Having bought a sports manifold from a place who's name resembles an outside area you'd expect horses to be kept, It became apparent it wasn't well made, leaky welds etc. so we welded up the leaks and thought that was job done. Oh how wrong we were. Yesterday as we again tried to stop the blowing where the rear (N°4) flange meets the head by fitting yet another gasket, but first we decided to take the whole manifold off and check the trueness of the flange alignment. Sure enough both outer flanges where at an angle to each other meaning there was no way it was ever going to seal as there was gaps where both inner flange edges meet the head of about 1.5mm on N°1 & 4. So in the vice it went, one at a time we heated up N° 1 & 4 downpipes and twisted them to get the flange straight and level with each other. After getting them fairly close (less than 0.5mm gap) the offended part was bolted to a spare head using a rachet strap to pull the flanges in as the twisting had made the whole thing too wide to fit on the studs, it was then tightened down to pull it in contact with the head, all round the flanges. The pipes where then heated to red hot to relive any stress from the twisting and hopefully get rid of the last remaining 0.5mm gap.

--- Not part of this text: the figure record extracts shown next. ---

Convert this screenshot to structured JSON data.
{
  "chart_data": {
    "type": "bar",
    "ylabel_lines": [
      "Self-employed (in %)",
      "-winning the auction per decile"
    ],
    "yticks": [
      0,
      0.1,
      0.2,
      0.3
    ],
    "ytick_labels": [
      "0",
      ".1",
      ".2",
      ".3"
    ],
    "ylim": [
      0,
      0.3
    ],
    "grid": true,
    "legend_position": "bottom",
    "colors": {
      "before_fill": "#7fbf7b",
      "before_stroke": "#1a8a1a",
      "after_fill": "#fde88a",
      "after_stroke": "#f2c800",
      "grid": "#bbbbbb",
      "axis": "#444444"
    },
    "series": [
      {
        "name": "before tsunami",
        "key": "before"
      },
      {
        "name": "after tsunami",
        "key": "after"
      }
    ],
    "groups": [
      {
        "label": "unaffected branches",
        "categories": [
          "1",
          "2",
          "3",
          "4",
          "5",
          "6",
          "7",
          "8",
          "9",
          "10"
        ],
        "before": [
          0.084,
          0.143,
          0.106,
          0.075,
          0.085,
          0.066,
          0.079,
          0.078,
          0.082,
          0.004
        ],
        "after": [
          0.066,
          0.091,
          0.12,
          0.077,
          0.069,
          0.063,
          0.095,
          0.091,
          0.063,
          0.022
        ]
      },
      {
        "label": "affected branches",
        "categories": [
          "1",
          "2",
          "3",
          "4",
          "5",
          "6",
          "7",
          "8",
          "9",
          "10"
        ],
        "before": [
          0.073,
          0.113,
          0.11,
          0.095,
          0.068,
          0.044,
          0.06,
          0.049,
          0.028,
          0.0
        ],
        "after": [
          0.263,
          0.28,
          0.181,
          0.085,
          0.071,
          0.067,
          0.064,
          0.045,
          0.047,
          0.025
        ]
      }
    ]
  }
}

After it cooled down it was then fitted to the head using the rachet strap to pull the two flanges in , inlet refitted and all tightened down. It's so much quieter now, so quiet that you can now here the diff whine. Deep joy followed by *+°$**§% as the diff will now need to come out. One last thing if you ever have to do this make sure you either remove inlet completely or disconnect the battery because when the two met yer accelerator cable becomes one with itself. resulting is a mad dash to fabricate a replacement cable from the cable in an old Izusu you happen to have lying around.
I've attached the only photo we took unless you want to see the gasket where it was blowing through.